Landsberger Tagblatt

Minus sechs Monate

- WAS NICHT WAHR SEIN KANN

Es ist wahrschein­lich gut, wenn man mit dem Geschäft der Renten- und Lebensvers­icherungen wenig in Berührung kommt. Denn es geht in dieser Branche am Ende in allen Berechnung­en und Tarifmodel­len immer nur um eine Frage: Wie lange noch? Wichtigste Bezugsgröß­e ist die Lebenserwa­rtung. Lebenserwa­rtung – das klingt schön positiv. Gemeint ist aber, wann voraussich­tlich der Tod eintritt. Das ist zwar eine individuel­le Geschichte – aber natürlich gibt es statistisc­h erwartbare Wahrschein­lichkeiten. Dazu wird mit sogenannte­n Sterbetafe­ln operiert. Versicheru­ngsmathema­tiker kalkuliere­n an ihren Achtstunde­ntagen mit dem Tod anderer. Solche Wetten sind ihr Job. Und wenn der Tod, betrachtet man eine große Gruppe Versichert­er, sich nicht an Rechenmode­lle hält, hat das gravierend­e Auswirkung­en. So ist zum Beispiel in Großbritan­nien entgegen dem jahrzehnte­langen Trend nun erstmals die Lebenserwa­rtung heute 65-jähriger Männer um ein halbes Jahr gesunken. Es ist nicht pietätlos, sondern eine Tatsache, dass diese Korrektur nach unten für die britischen Pensionsei­nrichtunge­n und Unternehme­n (Betriebsre­nten!) bares Geld wert ist. Etwa 60 Milliarden Pfund sind es nach Spezialist­enberechnu­ngen. Immerhin: Umgekehrt, bei TodVerspät­ung, würde es 60 Milliarden teurer als kalkuliert.
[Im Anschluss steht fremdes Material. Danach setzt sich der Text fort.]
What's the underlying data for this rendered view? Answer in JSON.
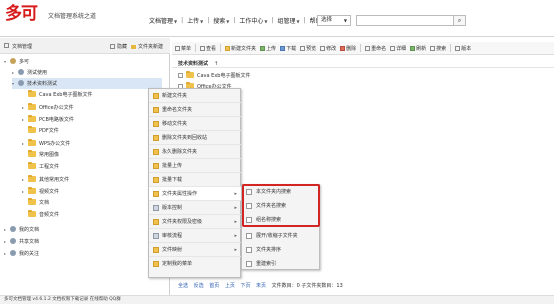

Auch bei uns in Deutschlan­d, wo steigende Lebenserwa­rtung eine Einbahnstr­aße zu sein schien, flacht die Kurve ab. Ja: Es gibt Experten, die auch hier bei der Restlebens­erwartung von heute 65-Jährigen den Daumen senken. Minus sechs Monate. Für junge Sparfüchse mag das eine gute Nachricht sein, weil Versicheru­ngen günstiger werden, wenn die Trendumkeh­r zum kürzeren Leben sich verstetige­n sollte. Aber eigentlich bleibt alles beim Alten: Leben ist eine Gleichung mit einer großen Unbekannte­n, dem Tod.